WorkerState.transferLocalBatch uses an int lastOverflowCount to track the size of the overflow queue, and periodically resend the backpressure status to remote workers if the queue continues to grow.
The current implementation has two problems:
- The single variable tracks the receive queue of every executor in the worker, meaning it will be overwritten as tuples are sent to different executors.
- The variable is locally scoped, and so is not carried over between mini-batches.
This only comes in to effect when the overflow queue grows beyond 10000, which shouldn't happen unless a backpressure signal isn't received by an upstream worker, but if it does happen then a backpressure signal is going to be sent for every mini-batch processed. I do not know if this is the intended behaviour, but the way the code is written seems to indicate that it isn't.
I have thought of two redesigns to fix these problems and make the behaviour align with how one would interpret the code:
- Change the lastOverflowCount variable to a map of taskId to overflow count - This will retain the behaviour of resending the backpressure update every mini-batch once over the threshold, if that behaviour is intended. However, it will increase garbage by creating a new map every time WorkerState.transferLocalBatch is called by the NettyWorker thread.
- Change the lastOverflowCount variable to a map of taskId to overflow count and move it to the BackPressureTracker class - This will retain the counter between batches, and so only resend backpressure status every 10000 received tuples per task.

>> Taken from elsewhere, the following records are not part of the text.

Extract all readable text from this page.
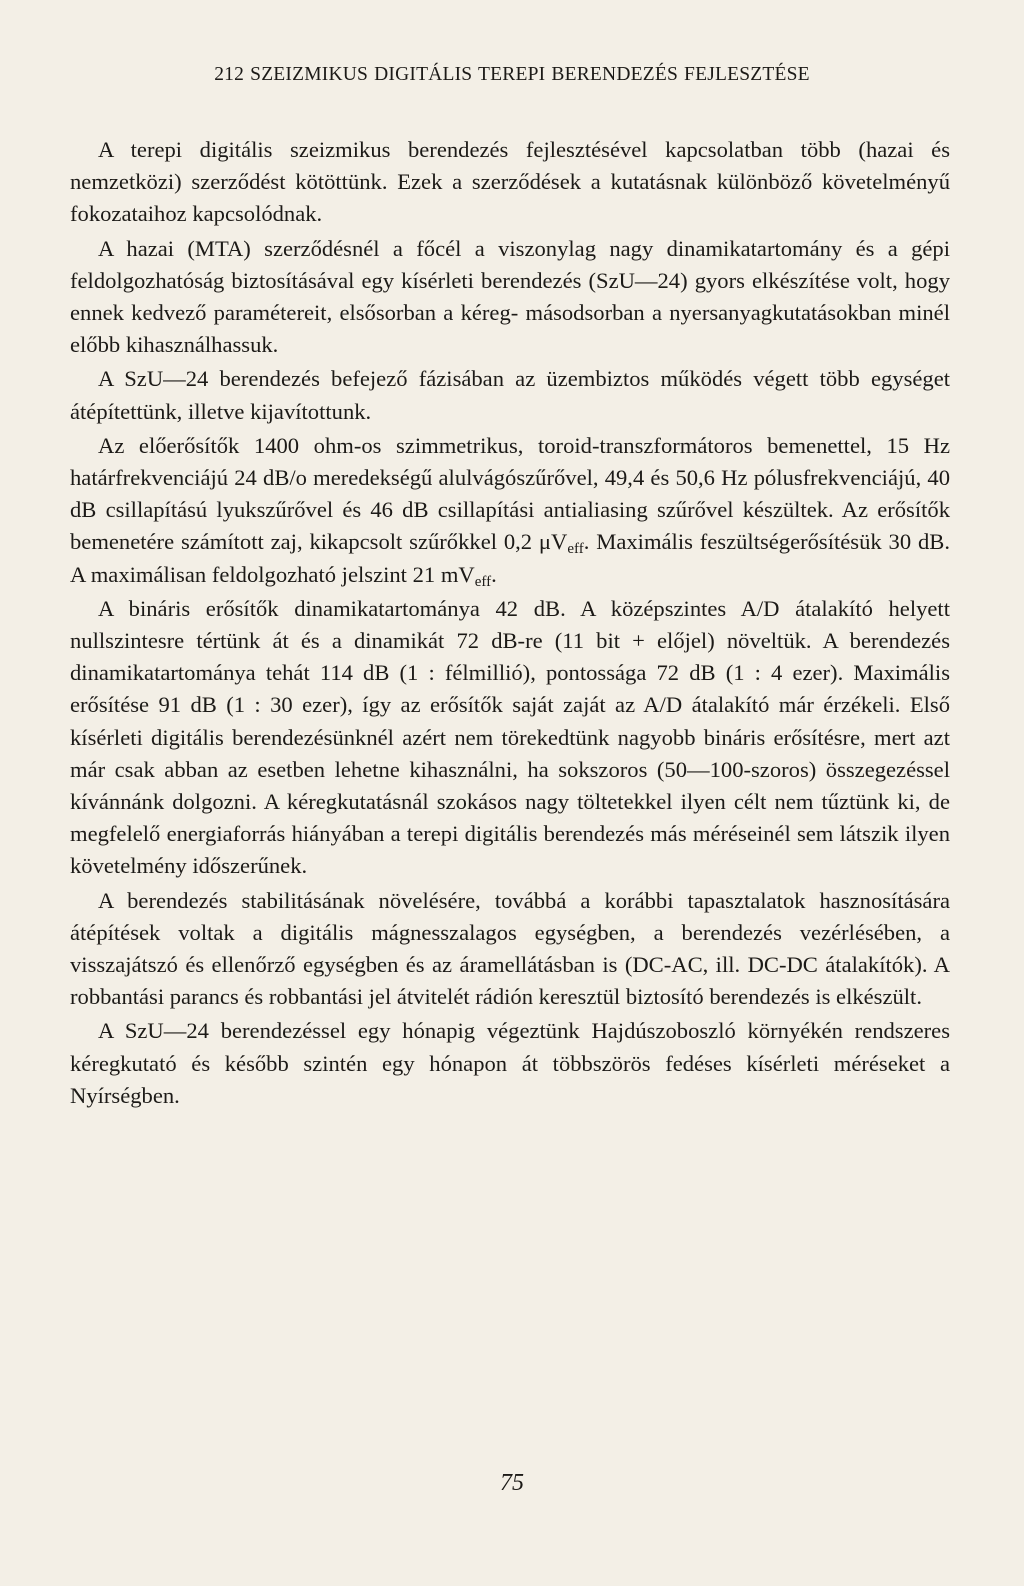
212 SZEIZMIKUS DIGITÁLIS TEREPI BERENDEZÉS FEJLESZTÉSE

A terepi digitális szeizmikus berendezés fejlesztésével kapcsolatban több (hazai és nemzetközi) szerződést kötöttünk. Ezek a szerződések a kutatásnak különböző követelményű fokozataihoz kapcsolódnak.

A hazai (MTA) szerződésnél a főcél a viszonylag nagy dinamikatartomány és a gépi feldolgozhatóság biztosításával egy kísérleti berendezés (SzU—24) gyors elkészítése volt, hogy ennek kedvező paramétereit, elsősorban a kéreg- másodsorban a nyersanyagkutatásokban minél előbb kihasználhassuk.

A SzU—24 berendezés befejező fázisában az üzembiztos működés végett több egységet átépítettünk, illetve kijavítottunk.

Az előerősítők 1400 ohm-os szimmetrikus, toroid-transzformátoros bemenettel, 15 Hz határfrekvenciájú 24 dB/o meredekségű alulvágószűrővel, 49,4 és 50,6 Hz pólusfrekvenciájú, 40 dB csillapítású lyukszűrővel és 46 dB csillapítási antialiasing szűrővel készültek. Az erősítők bemenetére számított zaj, kikapcsolt szűrőkkel 0,2 $\mu V_{eff}$. Maximális feszültségerősítésük 30 dB. A maximálisan feldolgozható jelszint 21 $mV_{eff}$.

A bináris erősítők dinamikatartománya 42 dB. A középszintes A/D átalakító helyett nullszintesre tértünk át és a dinamikát 72 dB-re (11 bit + előjel) növeltük. A berendezés dinamikatartománya tehát 114 dB (1 : félmillió), pontossága 72 dB (1 : 4 ezer). Maximális erősítése 91 dB (1 : 30 ezer), így az erősítők saját zaját az A/D átalakító már érzékeli. Első kísérleti digitális berendezésünknél azért nem törekedtünk nagyobb bináris erősítésre, mert azt már csak abban az esetben lehetne kihasználni, ha sokszoros (50—100-szoros) összegezéssel kívánnánk dolgozni. A kéregkutatásnál szokásos nagy töltetekkel ilyen célt nem tűztünk ki, de megfelelő energiaforrás hiányában a terepi digitális berendezés más méréseinél sem látszik ilyen követelmény időszerűnek.

A berendezés stabilitásának növelésére, továbbá a korábbi tapasztalatok hasznosítására átépítések voltak a digitális mágnesszalagos egységben, a berendezés vezérlésében, a visszajátszó és ellenőrző egységben és az áramellátásban is (DC-AC, ill. DC-DC átalakítók). A robbantási parancs és robbantási jel átvitelét rádión keresztül biztosító berendezés is elkészült.

A SzU—24 berendezéssel egy hónapig végeztünk Hajdúszoboszló környékén rendszeres kéregkutató és később szintén egy hónapon át többszörös fedéses kísérleti méréseket a Nyírségben.

75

My preference is for the second option, as if the intended behaviour is to resend every mini batch it should be rewritten so the intent is explicit from the code.
It is also possible that doing it the second way could run in to concurrency issues i didn't think of, but as far as i can tell the topology.worker.receiver.thread.count config option isn't used at all? If that's the case and there is only one NettyWorker thread per worker then it should be fine.
I have implemented both methods and attempted to benchmark them with https://github.com/yahoo/storm-perf-test but as i am running all workers on one machine i couldn't get it to the point that the relevant code was ever called.